Insight and learning: Despite an excellent ability to lead, build relationships and energise, the client was less able to stop and slow down. For this challenge, he worked to modulate own energy levels to stop and slow the horse. He also worked in close body contact with the horse (touch and grooming) to learn how to monitor and recognise subtle non-verbal cues from the horse that signal “stop” or “slow down”. This way, he was able to create an in-body memory of how to stop, recognising when the point of ”enough” is reached. This skill is highly useful in mastering his leadership style, and better manage the energy of his team and co-workers.

Senior executive, manufacturing company

Client challenge: Ability to build relationships and relate to others authentically

Learning process: Exercise to approach and build a relationship with a horse.

Insight and learning: Though able to ”go through the motions” of emotional intelligence, this business leader did not feel it ”came from the heart”. When the client approached, the horse kept moving away. This continued evasive response led the client to the realisation that it was his (unconsciously held) anger which caused this response. This enabled the client to reframe to a new mind-set which immediately created a change of response in the horse. This opened up for a more authentic way of relating with co-workers.

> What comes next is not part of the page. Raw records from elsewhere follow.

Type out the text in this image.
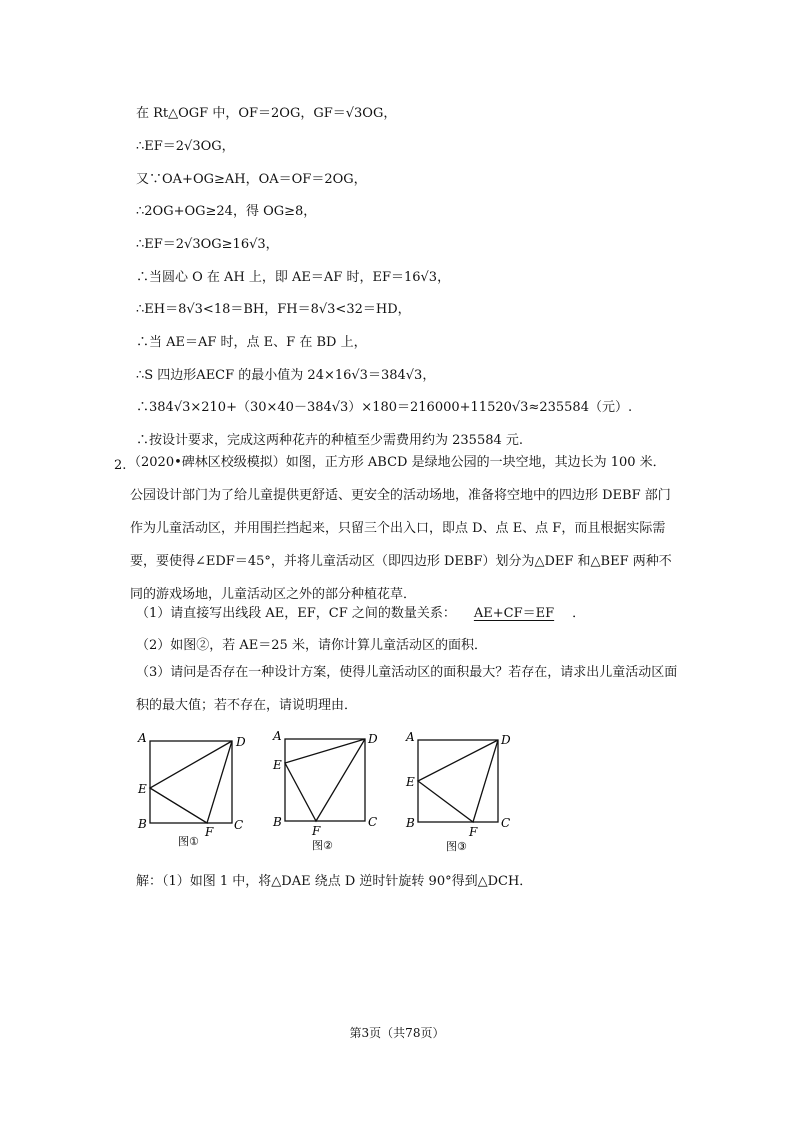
在 Rt△OGF 中，OF＝2OG，GF＝√3OG，
∴EF＝2√3OG，
又∵OA+OG≥AH，OA＝OF＝2OG，
∴2OG+OG≥24，得 OG≥8，
∴EF＝2√3OG≥16√3，
∴当圆心 O 在 AH 上，即 AE＝AF 时，EF＝16√3，
∴EH＝8√3<18＝BH，FH＝8√3<32＝HD，
∴当 AE＝AF 时，点 E、F 在 BD 上，
∴S 四边形AECF 的最小值为 24×16√3＝384√3，
∴384√3×210+（30×40－384√3）×180＝216000+11520√3≈235584（元）.
∴按设计要求，完成这两种花卉的种植至少需费用约为 235584 元.
2. （2020•碑林区校级模拟）如图，正方形 ABCD 是绿地公园的一块空地，其边长为 100 米．公园设计部门为了给儿童提供更舒适、更安全的活动场地，准备将空地中的四边形 DEBF 部门作为儿童活动区，并用围拦挡起来，只留三个出入口，即点 D、点 E、点 F，而且根据实际需要，要使得∠EDF＝45°，并将儿童活动区（即四边形 DEBF）划分为△DEF 和△BEF 两种不同的游戏场地，儿童活动区之外的部分种植花草．
（1）请直接写出线段 AE，EF，CF 之间的数量关系： AE+CF＝EF ．
（2）如图②，若 AE＝25 米，请你计算儿童活动区的面积．
（3）请问是否存在一种设计方案，使得儿童活动区的面积最大？若存在，请求出儿童活动区面积的最大值；若不存在，请说明理由．
A	D
E
B
F C
图①
A	D
E
B
F
C
图②
A	D
E
B
F
C
图③
解：（1）如图 1 中，将△DAE 绕点 D 逆时针旋转 90°得到△DCH．
第3页（共78页）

Senior partner, professional services company

Client challenge: Ability to “close” on deals, moving from friend to professional zone

Learning process: Exercise to approach and catch a horse with an “agenda” – i.e. a head collar

Insight and learning: This client had phenomenal ability to build relationship, as long as there was no agenda. The moment he moved to agenda –  in this case, catching the horse with a head collar – the relationship shifted, and the horse retreated, feeling the surge in nervous energy. Working through a series of mindset shifts and in-body emotional shifts, this client learned how to combine being “just friends” with making requests to progress into a work mode – and closing the deal whilst retaining friendship mode.